Toda ceremonia exige cumplir el rito. Ofrendar a los mensajeros de la primavera, de los bellos tiempos, es una manera de evitar la desgracia: perder la puerta, el dintel, la casa, o perder a la esposa. Esa mujer que, por pequeña, es más transportable y —lo sabrá Juan Ruiz— deseable. Tras amedrentar al sufrido casero, los que rondan solicitan el allanamiento y un buen regalo. Y se desenmascaran. La fiesta parece infantil: «no somos viejos, sólo chiquillos». No era tan fiera la golondrina... O sí: en las pelis de terror no pueden faltar niños y casas solitarias. Estos golondrinas lo mismo fueran gremlins disfrazados.
El último estertor del poema contrapone infancia y vejez, los dos polos de una tensión temporal que latiendo está en el texto. Por un lado, las golondrinas anuncian el buen tiempo, la primavera, la juventud. La regeneración de la poderosa naturaleza. Como recordó Xavier Zubiri en Naturaleza, Historia, Dios, las palabras naturaleza y juventud se hermanan en una misma y remota raíz indoeuropea. Por el lado opuesto, la partida de las golondrinas, si contrariadas, conllevará la ausencia y la desgracia, conceptos asociados, en lenguaje poético —por decirlo como en un crucigrama—, a los de muerte, frío, oscuridad... El puñetero invierno.
Del calor de la juventud al frío de la vejez, de la vida a la muerte, de la primavera al invierno, una sola senda es recorrida por el poema. Trastorno tal temporal, sentido y sufrido por la mente humana en toda época y circunstancia, subyace en este antiguo poema griego, hijo de autor colectivo. Del Espíritu, que diría Valéry en tiempos en que a la mente se la llamaba alma. Era cuando el Espíritu Santo inspiraba, alado como paloma, a los cardenales. Aunque, si bien se mira, nunca habían coincidido Dios y el Papa tan entrañablemente.

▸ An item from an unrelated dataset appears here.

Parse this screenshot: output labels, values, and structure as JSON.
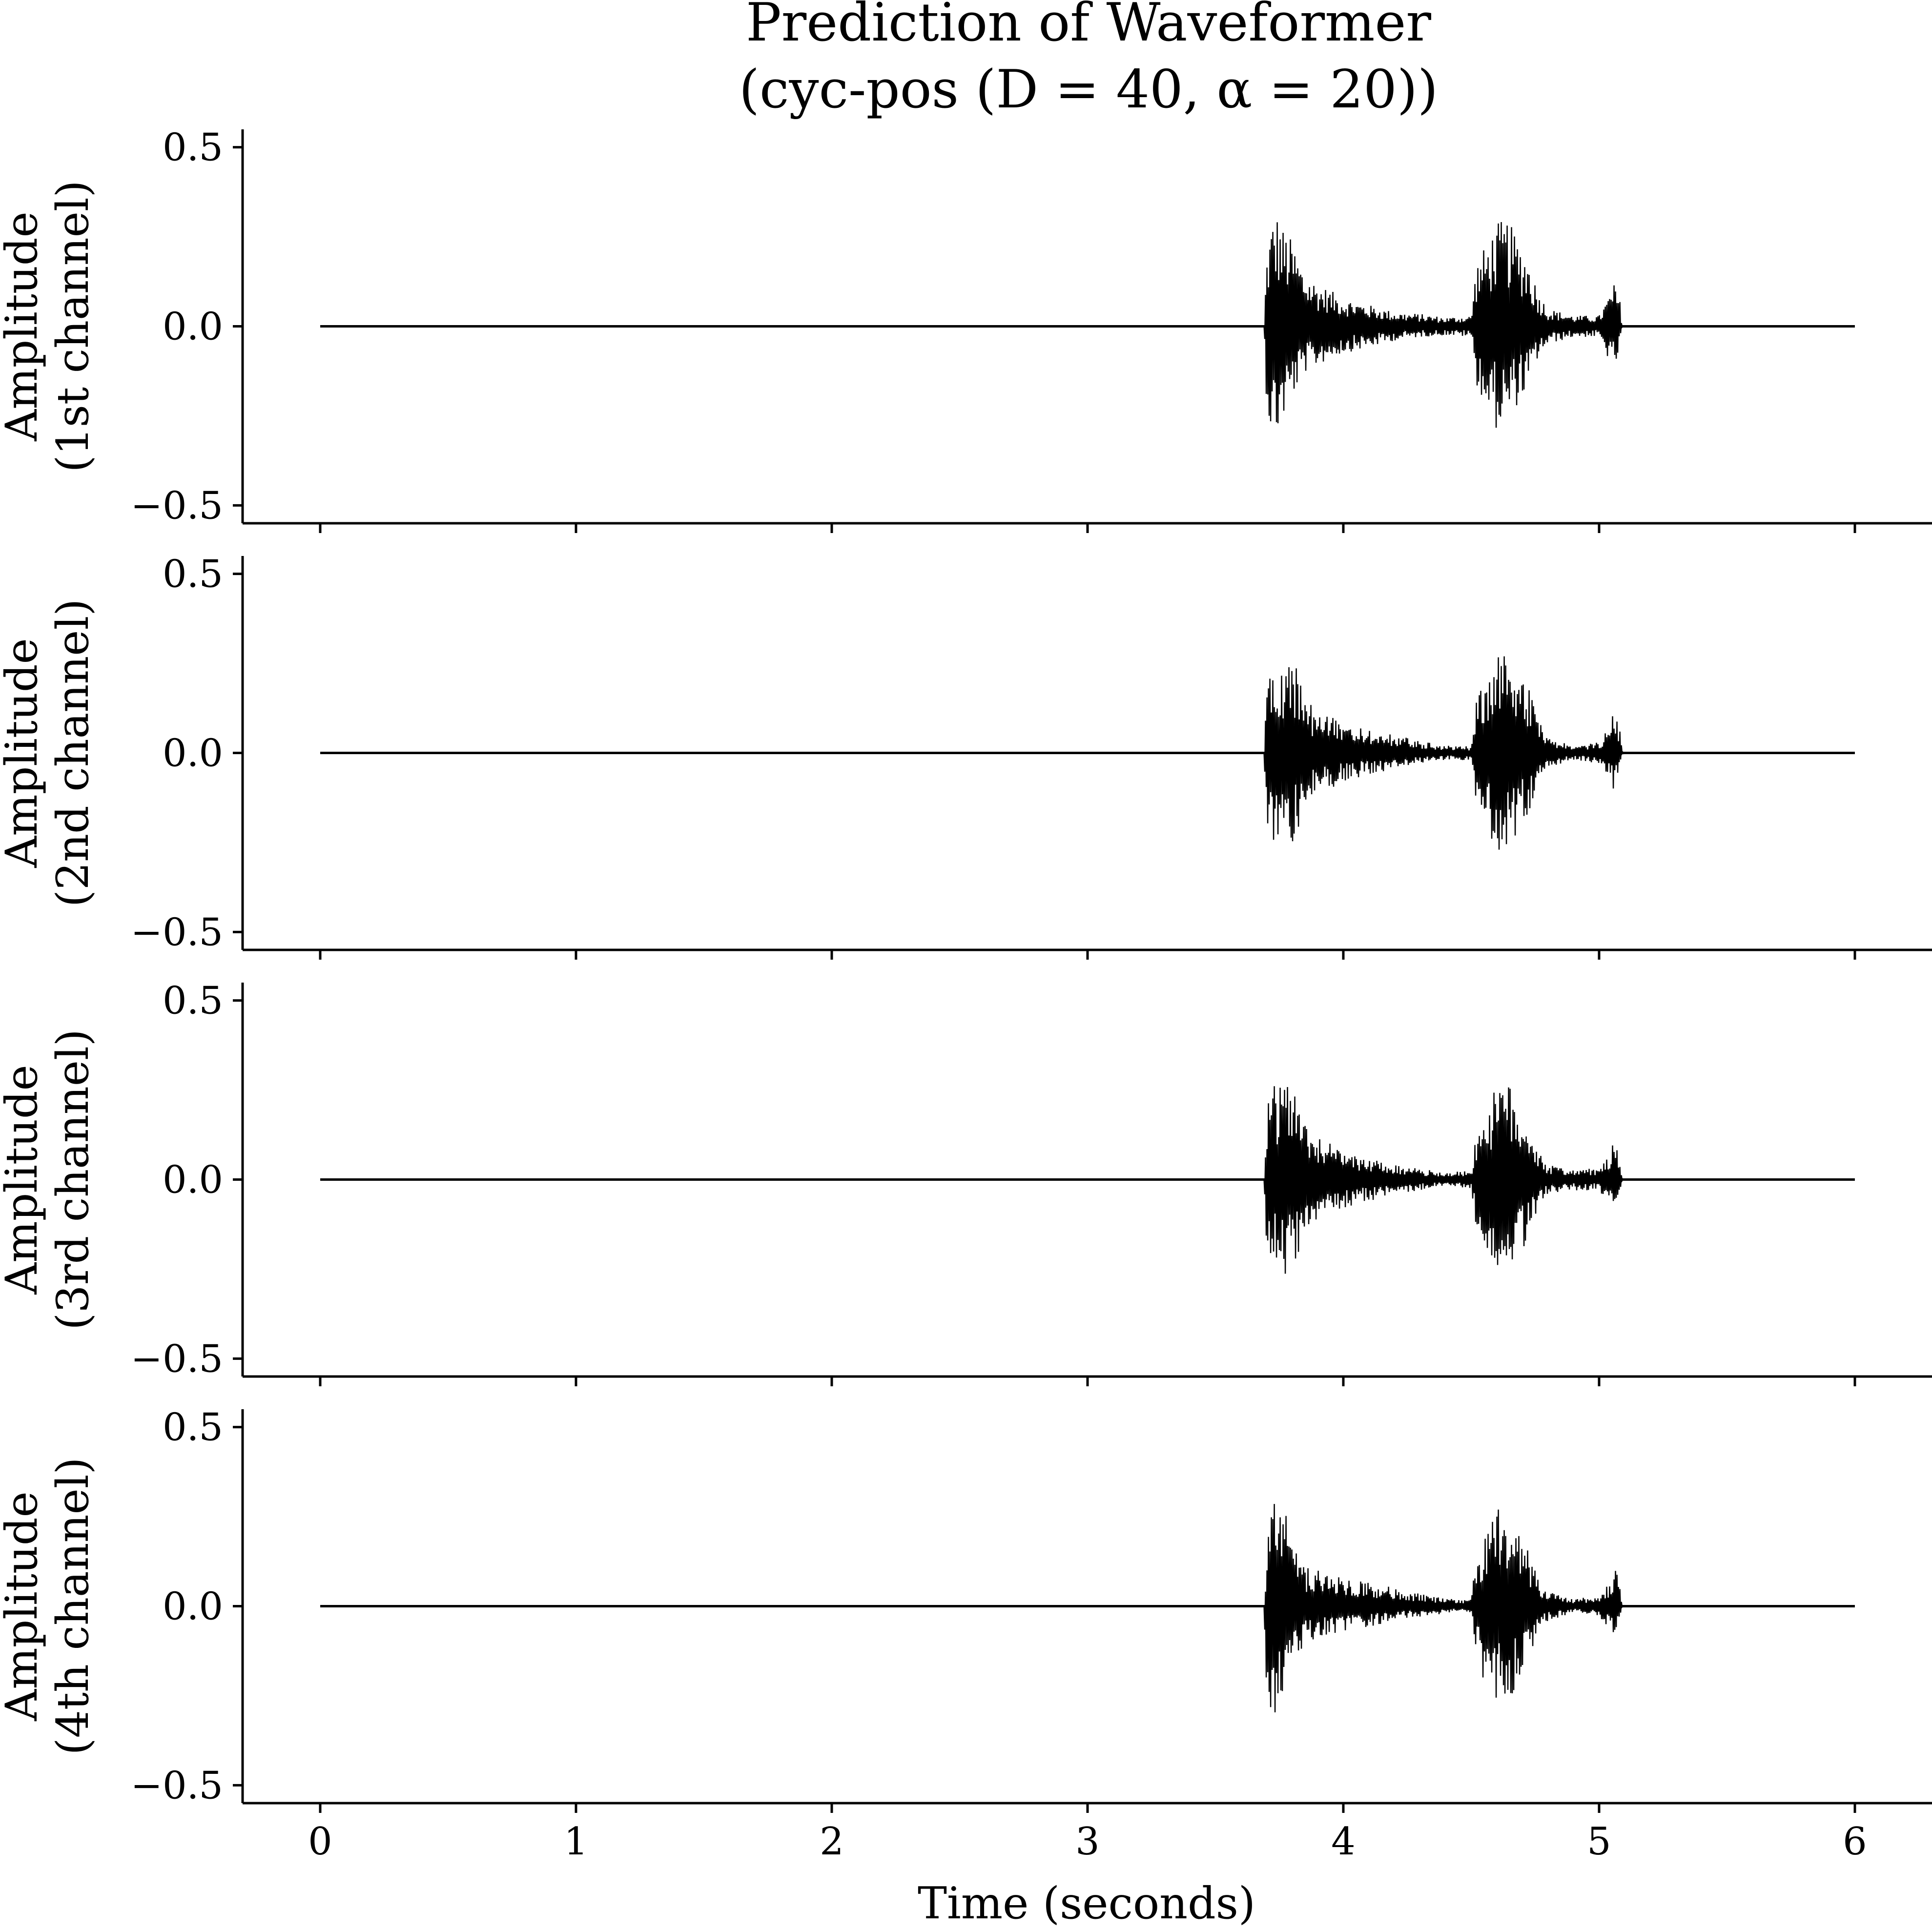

Desde ayer, y por vez primera en la Historia o Providencia, ambos son del mismo país.
Y en Méjico igual se encarnaron en Pelusa, que en Wembley en Pulga. Hablaban español de Cervantes.
ResponderEliminarLa poesía siempre hace volver, llegar o venir a la golondrina en primavera y "No hay tiempo que perder/Ya viene la golondrina monotémpora", además viene "gondoleando" y confundiendo en una larga letanía( Ya viene viene la golontrina/Ya viene viene la golonfina...) según Vicente Huidobro en su Canto IV de Altazor.
ResponderEliminarTambién podemos figurarla Espíritu y Santo, como afirmas con tu habitual agudeza. Cuenta una leyenda que un bando de golondrinas arrancaron con sus picos las espinas de la corona que soportaba Jesús crucificado. Unamuno, en su línea agónica, nos dice que eran "las mismas que al Señor, de la corona/ espinas le quitaron al azar". Pienso que un Espíritu encarnado en esa avecilla podría aliviar las previsibles penalidades que sufrirá el Papa porteño y que no aguantó su germano antecesor. Remito esta sugerencia a los Doctores que tenga la Iglesia.
Lo que es habitual es tu formidable erudición, José María. Echaré un vistazo a las referencias que traes aquí.